Here is a second query that will answer the question: Which departments had the largest enrollments in a certain semester?
db.courses.aggregate({$match: {semester_code: '201502', "lab/discussion": {$exists: false}}}, {$group : {_id : "$subject", total_students : {$sum : "$enrollment"}}}, {$sort: {total_students : -1}})
You can notice that this query is very similar to the first one, we simply are choosing other fields for the $match operation.
Here is a third query to answer the question: Who are the instructors that have taught the most number of students?
db.courses.aggregate({$match: {instructor: {$exists: true}}}, {$group : {_id : "$instructor", total_students : {$sum : "$enrollment"}}}, {$sort: {total_students : -1}})
Here is a fourth query to answer the question: How many courses are taught in every academic buildindg?
db.courses.aggregate({$match: {semester_code: "201502"}}, {$group: {_id: "$building", courses_offered: {$sum: 1}}}, {$sort: {courses_offered: -1}})
Finally, here is a query that answers the question: How many students are in each building at 8:30 am on a Monday?
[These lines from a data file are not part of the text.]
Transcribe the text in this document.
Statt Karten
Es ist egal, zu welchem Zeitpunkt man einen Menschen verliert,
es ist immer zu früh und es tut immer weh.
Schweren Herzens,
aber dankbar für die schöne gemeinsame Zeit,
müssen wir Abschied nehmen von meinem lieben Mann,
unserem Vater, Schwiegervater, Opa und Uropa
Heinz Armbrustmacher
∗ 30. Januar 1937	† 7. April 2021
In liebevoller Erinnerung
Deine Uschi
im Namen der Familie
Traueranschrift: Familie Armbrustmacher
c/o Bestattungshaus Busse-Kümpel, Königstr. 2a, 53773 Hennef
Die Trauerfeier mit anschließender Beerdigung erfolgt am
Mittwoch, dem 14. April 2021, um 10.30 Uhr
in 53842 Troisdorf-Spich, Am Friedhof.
db.courses.aggregate({$match: {semester_code: "201502", "times.M.start" : "08:30 am"}}, {$group: {_id: "$building", students_in: {$sum: "$enrollment"}}}, {$sort: {students_in: -1}})
Once we calculate aggregations to answer our questions, we might want to store the results as a JSON file to use in our Javascript code. This turns out to be really easy in MongoDB.
$out
at the end of aggregate in order to store
the new documents in a new collection.mongoexport
outside the mongo shell to export the
data from the collection to a file.Here is some code to save the results of Monday, 8:30 am.
db.courses.aggregate({$match: {semester_code: "201502", "times.M.start" : "08:30 am"}}, {$group: {_id: "$building", students_in: {$sum: "$enrollment"}}}, {$sort: {students_in: -1}}, {$out : "monday830"} )
We can check that the results was stored in a new collection, by searching:
db.monday830.find();
We close the mongo shell by typing quit()
, then, in the command line,
we write:
/usr/bin/mongoexport -d wellesley -c monday830 --jsonArray -o monday830data.json
This is very similar to the mongoimport command we saw above, and it specifies an output file with "-o" followed by filename (file doesn't need to exist).